I brought it on myself so I shouldn't complain: I collected 82 papers last week and I'm giving essay exams to 82 students this week, and I'll need to turn in final grades for 82 students by early next week. That adds up to 164 separate items to grade, and not only to grade but, in some cases, to search for uncited sources and uncover plagiarism. I'm roughly halfway through but already my eyes are giving out, not to mention the millions of brain cells committing suicide in despair after resisting my repeated attempts to decipher incoherent prose.
There must be a better way. I'm holding out for the time when we can implant electronic chips in students' brains and just run a sensor over them at the end of the semester to measure how much they've learned. We could set up an automatic system like those EZ-Pay scanners at highway tollbooths: hidden sensors will scan the chip every time the student comes through the classroom door, providing frequent detailed updates on how much students know.

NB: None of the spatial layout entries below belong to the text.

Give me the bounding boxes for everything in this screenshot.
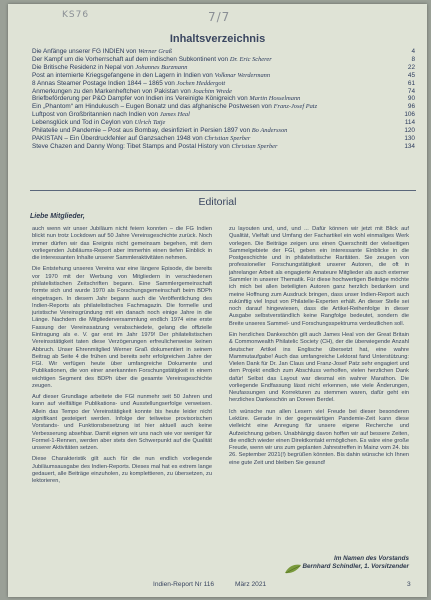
editorial-paragraph: Diese Charakteristik gilt auch für die nun endlich vorliegende Jubiläumsausgabe des Indien-Reports. Dieses mal hat es extrem lange gedauert, alle Beiträge einzuholen, zu komplettieren, zu übersetzen, zu lektorieren, xyxy=(32,456,212,485)
toc-entry-page: 134 xyxy=(404,142,415,150)
toc-entry-page: 96 xyxy=(407,103,415,111)
editorial-paragraph: Die Entstehung unseres Vereins war eine längere Episode, die bereits vor 1970 mit der Werbung von Mitgliedern in verschiedenen philatelistischen Zeitschriften begann. Eine Sammlergemeinschaft formte sich und wurde 1970 als Forschungsgemeinschaft beim BDPh eingetragen. In diesem Jahr begann auch die Veröffentlichung des Indien-Reports als philatelistisches Fachmagazin. Die formelle und juristische Vereinsgründung mit ein danach noch einige Jahre in die Länge. Nachdem die Mitgliederversammlung endlich 1974 eine erste Fassung der Vereinssatzung verabschiedete, gelang die offizielle Eintragung als e. V. gar erst im Jahr 1979! Der philatelistischen Vereinsstätigkeit taten diese Verzögerungen erfreulicherweise keinen Abbruch. Unser Ehrenmitglied Werner Graß dokumentiert in seinem Beitrag ab Seite 4 die frühen und bereits sehr erfolgreichen Jahre der FGI. Wir verfügen heute über umfangreiche Dokumente und Publikationen, die von einer anerkannten Forschungstätigkeit in einem wichtigen Segment des BDPh über die gesamte Vereinsgeschichte zeugen. xyxy=(32,266,212,389)
toc-entry xyxy=(32,48,415,56)
toc-entry xyxy=(32,127,415,135)
toc-entry-page: 45 xyxy=(407,71,415,79)
toc-entry-text: Lebensglück und Tod in Ceylon von xyxy=(32,119,135,127)
footer-date: März 2021 xyxy=(235,581,267,588)
toc-entry-author: Christian Sperber xyxy=(204,134,251,142)
toc-entry-page: 120 xyxy=(404,127,415,135)
toc-entry-text: Post an internierte Kriegsgefangene in den Lagern in Indien von xyxy=(32,71,215,79)
toc-entry xyxy=(32,143,415,151)
toc-entry-title xyxy=(32,119,165,127)
toc-entry-text: Briefbeförderung per P&O Dampfer von Indien ins Vereinigte Königreich von xyxy=(32,95,250,103)
toc-entry-text: Luftpost von Großbritannien nach Indien von xyxy=(32,111,160,119)
toc-entry-author: Franz-Josef Patz xyxy=(273,103,318,111)
toc-entry xyxy=(32,72,415,80)
editorial-paragraph: Auf dieser Grundlage arbeitete die FGI nunmehr seit 50 Jahren und kann auf vielfältige Publikations- und Ausstellungserfolge verweisen. Allein das Tempo der Vereinstätigkeit konnte bis heute leider nicht signifikant gesteigert werden. Infolge der teilweise provisorischen Vorstands- und Funktionsbesetzung ist hier aktuell auch keine Verbesserung absehbar. Damit eignen wir uns nach wie vor weniger für Formel-1-Rennen, werden aber stets den Schwerpunkt auf die Qualität unserer Aktivitäten setzen. xyxy=(32,394,212,452)
pencil-mark-left: KS76 xyxy=(62,10,90,20)
toc-entry-text: 8 Annas Steamer Postage Indien 1844 – 1865 von xyxy=(32,79,177,87)
toc-entry-title xyxy=(32,127,287,135)
toc-entry-title xyxy=(32,111,190,119)
toc-entry xyxy=(32,111,415,119)
toc-entry-text: Philatelie und Pandemie – Post aus Bombay, desinfiziert in Persien 1897 von xyxy=(32,127,252,135)
editorial-paragraph: Ich wünsche nun allen Lesern viel Freude bei dieser besonderen Lektüre. Gerade in der gegenwärtigen Pandemie-Zeit kann diese vielleicht eine Anregung für unsere eigene Recherche und Aufzeichnung geben. Unabhängig davon hoffen wir auf bessere Zeiten, die endlich wieder einen Direktkontakt ermöglichen. Es wäre eine große Freude, wenn wir uns zum geplanten Jahrestreffen in Mainz vom 24. bis 26. September 2021(!) begrüßen könnten. Bis dahin wünsche ich Ihnen eine gute Zeit und bleiben Sie gesund! xyxy=(229,408,409,466)
editorial-title: Editorial xyxy=(198,196,237,208)
pencil-mark-center: 7/7 xyxy=(208,10,231,24)
toc-entry-text: PAKISTAN – Ein Überdruckfehler auf Ganzsachen 1948 von xyxy=(32,134,205,142)
toc-entry-author: Christian Sperber xyxy=(231,142,278,150)
toc-entry xyxy=(32,103,415,111)
toc-entry-title xyxy=(32,48,172,56)
leaf-ornament-icon xyxy=(284,563,302,575)
toc-entry-title xyxy=(32,56,272,64)
document-page xyxy=(8,4,427,597)
signature-line-1: Im Namen des Vorstands xyxy=(333,555,409,562)
editorial-column-left xyxy=(32,226,212,578)
editorial-signature xyxy=(229,555,409,571)
table-of-contents xyxy=(32,48,415,151)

Of course the machinery would have to be calibrated pretty carefully because, let's face it, there are things my students know that I'd really rather not know they know, you know? But it would have to be preferable to forcing my eyes to focus on tiny illegible scribbles that try but don't quite manage to convey coherent thoughts. Kind of like this paragraph. Good thing nobody's grading my blog.
1 comment:
I give your posting a solid A but I'm not so sure about your students. Thinking way back to my undergraduate years, I doubt a scanning device would have registered a great deal of current knowledge. But somehow certain things did manage to stick and I was able to draw upon them later in life. So do not despair; despite how things appear, you may be getting through to at least some of them.